Saint Conrad was living peacefully as a nobleman of Piacenza. He had married when quite young and led a virtuous and God-fearing life. One day, when engaged in his usual pastime of hunting, he ordered his attendants to set fire to some brushwood where game had taken refuge. The prevailing wind caused the flames to spread rapidly, and the surrounding fields and forest were soon in a state of conflagration. A mendicant who happened to be found near the place where the fire had originated was accused of being the author; he was imprisoned, tried and condemned to death. As the poor man was being led to execution, Conrad, stricken with remorse, declared the man innocent and confessed his own guilt openly. In order to repair the damage of which he had been the cause, as he then volunteered to do, he was obliged to sell all his possessions. He repaid his neighbors for all the losses they had suffered, then retired to a distant region where he took the Third Order habit of Saint Francis, while his wife entered the Order of Poor Clares.

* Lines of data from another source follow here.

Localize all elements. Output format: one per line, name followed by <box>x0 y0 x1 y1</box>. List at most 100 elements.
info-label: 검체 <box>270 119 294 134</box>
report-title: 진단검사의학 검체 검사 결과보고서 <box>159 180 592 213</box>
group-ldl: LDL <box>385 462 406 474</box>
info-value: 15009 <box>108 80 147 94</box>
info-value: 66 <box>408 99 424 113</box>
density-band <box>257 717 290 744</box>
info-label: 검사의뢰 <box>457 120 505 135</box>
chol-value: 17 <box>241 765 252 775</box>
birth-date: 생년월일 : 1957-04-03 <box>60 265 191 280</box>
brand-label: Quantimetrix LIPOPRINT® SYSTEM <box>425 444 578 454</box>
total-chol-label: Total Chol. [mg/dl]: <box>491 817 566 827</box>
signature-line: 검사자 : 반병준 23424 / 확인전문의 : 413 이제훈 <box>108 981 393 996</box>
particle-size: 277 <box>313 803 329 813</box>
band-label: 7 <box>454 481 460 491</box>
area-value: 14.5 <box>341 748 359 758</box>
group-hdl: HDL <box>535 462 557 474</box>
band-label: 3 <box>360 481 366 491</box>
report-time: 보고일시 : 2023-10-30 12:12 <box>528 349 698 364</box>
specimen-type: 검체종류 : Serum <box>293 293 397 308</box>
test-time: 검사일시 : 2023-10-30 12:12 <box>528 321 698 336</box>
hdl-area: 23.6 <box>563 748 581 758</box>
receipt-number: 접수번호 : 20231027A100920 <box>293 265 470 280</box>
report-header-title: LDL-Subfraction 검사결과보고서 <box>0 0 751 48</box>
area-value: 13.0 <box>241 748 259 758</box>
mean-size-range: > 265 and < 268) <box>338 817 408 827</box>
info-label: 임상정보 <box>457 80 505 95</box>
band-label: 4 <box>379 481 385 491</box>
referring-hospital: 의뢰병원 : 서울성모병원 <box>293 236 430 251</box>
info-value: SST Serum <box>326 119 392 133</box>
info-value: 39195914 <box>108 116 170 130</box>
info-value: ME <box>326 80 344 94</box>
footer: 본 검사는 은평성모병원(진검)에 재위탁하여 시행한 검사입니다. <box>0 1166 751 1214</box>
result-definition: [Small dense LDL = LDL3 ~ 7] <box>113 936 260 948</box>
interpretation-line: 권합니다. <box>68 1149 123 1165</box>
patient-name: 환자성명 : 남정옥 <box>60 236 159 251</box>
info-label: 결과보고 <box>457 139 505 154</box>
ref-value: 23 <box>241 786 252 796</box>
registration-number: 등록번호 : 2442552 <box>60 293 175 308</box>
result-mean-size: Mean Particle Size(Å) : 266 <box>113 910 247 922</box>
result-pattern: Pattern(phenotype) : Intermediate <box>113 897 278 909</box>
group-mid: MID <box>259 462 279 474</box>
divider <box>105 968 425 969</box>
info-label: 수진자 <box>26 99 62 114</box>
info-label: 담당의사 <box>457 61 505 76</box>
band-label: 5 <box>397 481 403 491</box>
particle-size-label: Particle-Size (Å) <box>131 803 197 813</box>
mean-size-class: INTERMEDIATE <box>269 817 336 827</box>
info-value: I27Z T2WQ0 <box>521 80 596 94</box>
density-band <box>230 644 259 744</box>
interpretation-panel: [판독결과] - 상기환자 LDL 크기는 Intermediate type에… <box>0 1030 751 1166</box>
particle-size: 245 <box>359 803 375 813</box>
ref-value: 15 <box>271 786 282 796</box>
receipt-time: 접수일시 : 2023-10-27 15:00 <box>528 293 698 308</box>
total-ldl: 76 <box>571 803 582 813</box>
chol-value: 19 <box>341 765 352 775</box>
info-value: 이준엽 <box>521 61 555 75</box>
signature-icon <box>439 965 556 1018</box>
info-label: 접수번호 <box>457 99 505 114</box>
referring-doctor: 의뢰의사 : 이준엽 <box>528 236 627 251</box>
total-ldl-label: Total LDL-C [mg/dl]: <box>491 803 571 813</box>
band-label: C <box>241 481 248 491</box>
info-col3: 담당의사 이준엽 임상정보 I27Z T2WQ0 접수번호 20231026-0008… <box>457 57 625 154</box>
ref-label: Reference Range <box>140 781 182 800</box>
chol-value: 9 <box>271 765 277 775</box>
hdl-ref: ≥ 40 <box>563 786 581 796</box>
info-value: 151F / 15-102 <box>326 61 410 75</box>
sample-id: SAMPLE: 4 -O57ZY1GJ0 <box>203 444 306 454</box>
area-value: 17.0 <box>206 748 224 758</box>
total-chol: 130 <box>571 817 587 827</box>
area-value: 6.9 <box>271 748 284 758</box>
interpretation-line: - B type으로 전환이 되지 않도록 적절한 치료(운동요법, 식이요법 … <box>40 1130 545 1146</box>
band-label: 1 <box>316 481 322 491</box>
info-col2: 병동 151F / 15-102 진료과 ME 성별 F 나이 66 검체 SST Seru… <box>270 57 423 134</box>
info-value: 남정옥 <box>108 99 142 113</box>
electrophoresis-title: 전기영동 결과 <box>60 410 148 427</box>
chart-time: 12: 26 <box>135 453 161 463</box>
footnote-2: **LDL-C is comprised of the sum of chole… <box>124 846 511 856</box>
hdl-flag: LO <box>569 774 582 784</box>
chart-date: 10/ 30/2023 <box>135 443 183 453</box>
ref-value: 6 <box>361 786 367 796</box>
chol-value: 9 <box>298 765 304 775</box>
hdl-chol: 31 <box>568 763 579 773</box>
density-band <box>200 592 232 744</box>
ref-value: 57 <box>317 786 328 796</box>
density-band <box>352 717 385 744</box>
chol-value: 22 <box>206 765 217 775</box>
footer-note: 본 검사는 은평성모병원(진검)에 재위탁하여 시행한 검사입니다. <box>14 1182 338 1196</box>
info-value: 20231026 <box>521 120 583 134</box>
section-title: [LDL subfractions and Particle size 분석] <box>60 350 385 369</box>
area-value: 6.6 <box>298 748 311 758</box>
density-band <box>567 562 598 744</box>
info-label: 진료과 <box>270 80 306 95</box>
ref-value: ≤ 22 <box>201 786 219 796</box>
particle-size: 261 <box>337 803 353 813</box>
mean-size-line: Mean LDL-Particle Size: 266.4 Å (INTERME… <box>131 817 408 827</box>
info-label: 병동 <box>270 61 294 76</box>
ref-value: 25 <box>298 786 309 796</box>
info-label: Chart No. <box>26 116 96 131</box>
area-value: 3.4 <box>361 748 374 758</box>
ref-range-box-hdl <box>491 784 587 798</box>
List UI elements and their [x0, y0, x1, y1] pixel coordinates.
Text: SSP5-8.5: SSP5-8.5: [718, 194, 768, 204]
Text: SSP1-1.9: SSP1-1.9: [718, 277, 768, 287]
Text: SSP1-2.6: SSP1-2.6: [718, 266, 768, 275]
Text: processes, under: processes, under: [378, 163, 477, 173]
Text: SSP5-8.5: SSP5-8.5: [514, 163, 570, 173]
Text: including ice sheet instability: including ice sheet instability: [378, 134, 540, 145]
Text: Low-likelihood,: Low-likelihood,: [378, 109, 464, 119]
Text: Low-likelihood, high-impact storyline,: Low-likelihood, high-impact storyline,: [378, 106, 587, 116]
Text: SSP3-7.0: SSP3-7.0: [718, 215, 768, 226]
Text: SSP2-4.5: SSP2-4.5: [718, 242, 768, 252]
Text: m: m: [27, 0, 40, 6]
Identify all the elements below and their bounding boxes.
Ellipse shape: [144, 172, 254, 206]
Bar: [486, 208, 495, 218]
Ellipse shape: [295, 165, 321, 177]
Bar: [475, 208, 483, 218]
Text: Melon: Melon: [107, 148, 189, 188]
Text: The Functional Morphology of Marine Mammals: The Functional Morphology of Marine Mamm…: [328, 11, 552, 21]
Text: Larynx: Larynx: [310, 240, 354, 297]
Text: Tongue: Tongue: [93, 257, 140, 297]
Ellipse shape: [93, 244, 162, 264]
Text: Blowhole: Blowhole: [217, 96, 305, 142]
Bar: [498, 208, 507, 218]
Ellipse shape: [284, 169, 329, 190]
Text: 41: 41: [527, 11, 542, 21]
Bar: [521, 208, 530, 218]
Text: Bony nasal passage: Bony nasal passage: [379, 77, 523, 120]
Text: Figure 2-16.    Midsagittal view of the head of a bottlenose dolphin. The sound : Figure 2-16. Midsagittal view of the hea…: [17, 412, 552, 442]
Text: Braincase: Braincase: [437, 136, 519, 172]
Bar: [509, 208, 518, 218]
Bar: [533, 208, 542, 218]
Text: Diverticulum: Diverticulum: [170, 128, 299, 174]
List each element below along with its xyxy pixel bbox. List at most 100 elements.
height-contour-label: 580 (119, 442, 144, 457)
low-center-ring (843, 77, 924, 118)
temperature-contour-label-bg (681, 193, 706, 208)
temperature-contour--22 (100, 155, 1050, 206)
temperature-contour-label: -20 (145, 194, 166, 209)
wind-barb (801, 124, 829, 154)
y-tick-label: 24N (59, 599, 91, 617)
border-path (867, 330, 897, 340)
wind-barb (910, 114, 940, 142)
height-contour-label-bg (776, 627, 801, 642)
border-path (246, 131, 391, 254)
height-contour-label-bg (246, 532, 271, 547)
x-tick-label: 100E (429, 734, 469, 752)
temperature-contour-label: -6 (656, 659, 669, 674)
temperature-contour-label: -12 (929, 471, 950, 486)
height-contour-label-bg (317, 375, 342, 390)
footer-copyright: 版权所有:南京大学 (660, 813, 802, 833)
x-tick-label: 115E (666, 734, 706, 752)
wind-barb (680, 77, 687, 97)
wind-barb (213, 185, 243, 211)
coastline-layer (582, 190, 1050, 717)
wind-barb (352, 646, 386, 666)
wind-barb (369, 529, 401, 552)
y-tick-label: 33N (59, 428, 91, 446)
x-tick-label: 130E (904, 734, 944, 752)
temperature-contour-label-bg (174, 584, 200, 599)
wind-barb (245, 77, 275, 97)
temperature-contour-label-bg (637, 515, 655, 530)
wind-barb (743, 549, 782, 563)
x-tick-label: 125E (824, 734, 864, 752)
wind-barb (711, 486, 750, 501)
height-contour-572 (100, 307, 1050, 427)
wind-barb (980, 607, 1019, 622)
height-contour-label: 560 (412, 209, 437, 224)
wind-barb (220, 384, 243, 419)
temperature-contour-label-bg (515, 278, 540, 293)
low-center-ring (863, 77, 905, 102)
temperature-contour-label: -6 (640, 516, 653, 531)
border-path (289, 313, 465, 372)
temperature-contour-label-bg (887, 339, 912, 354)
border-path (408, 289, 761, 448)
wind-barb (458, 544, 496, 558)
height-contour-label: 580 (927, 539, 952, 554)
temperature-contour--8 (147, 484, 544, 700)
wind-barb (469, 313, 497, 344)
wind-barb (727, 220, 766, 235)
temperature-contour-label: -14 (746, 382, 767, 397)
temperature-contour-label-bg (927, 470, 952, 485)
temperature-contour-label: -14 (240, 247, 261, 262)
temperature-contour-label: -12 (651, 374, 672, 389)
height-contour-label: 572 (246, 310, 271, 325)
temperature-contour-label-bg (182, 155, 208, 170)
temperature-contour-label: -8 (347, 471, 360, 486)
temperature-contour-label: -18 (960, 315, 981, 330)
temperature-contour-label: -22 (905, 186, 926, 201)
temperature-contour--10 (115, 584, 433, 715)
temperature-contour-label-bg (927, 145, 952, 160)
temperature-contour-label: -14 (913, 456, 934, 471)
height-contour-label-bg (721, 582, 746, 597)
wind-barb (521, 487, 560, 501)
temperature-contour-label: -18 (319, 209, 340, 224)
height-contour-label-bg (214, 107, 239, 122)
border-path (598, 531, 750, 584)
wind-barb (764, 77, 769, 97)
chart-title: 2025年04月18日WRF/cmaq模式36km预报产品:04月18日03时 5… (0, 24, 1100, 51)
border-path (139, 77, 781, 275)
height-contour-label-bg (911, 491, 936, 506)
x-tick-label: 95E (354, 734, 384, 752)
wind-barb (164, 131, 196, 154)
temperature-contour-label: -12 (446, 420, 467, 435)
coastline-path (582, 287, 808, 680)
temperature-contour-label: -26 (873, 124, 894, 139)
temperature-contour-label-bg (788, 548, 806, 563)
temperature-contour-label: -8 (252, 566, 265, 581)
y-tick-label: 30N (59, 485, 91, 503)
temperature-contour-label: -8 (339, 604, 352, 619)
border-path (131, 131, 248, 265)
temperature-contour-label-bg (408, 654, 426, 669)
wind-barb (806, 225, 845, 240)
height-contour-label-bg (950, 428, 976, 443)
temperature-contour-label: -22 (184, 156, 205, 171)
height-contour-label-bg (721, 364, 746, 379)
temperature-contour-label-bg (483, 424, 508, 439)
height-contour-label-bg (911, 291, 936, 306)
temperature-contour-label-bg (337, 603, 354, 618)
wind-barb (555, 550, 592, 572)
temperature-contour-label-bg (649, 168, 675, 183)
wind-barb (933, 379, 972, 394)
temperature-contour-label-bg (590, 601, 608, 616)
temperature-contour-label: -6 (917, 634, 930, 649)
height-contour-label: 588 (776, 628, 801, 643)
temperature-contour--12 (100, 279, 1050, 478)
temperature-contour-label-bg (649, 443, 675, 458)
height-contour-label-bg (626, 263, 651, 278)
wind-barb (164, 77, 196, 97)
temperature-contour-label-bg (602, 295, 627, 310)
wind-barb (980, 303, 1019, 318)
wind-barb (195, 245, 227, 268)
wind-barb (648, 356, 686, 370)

After visiting the holy places in Rome, he went to Sicily and dwelt for forty years in strict penance, sleeping on the bare ground with a stone for pillow, and with dry bread and raw herbs for food. God rewarded his great virtue by the gift of prophecy and the grace of miracles. He died while praying on his knees in 1351, surrounded by a bright light, in the presence of his confessor, who was unaware for some time of his death because of his position. He is invoked especially for the cure of hernias.

Les Petits Bollandistes: Vies des Saints, by Msgr. Paul Guérin (Bloud et Barral: Paris, 1882), Vol. 2; The Catholic Encyclopedia, edited by C. G. Herbermann with numerous collaborators (Appleton Company: New York, 1908).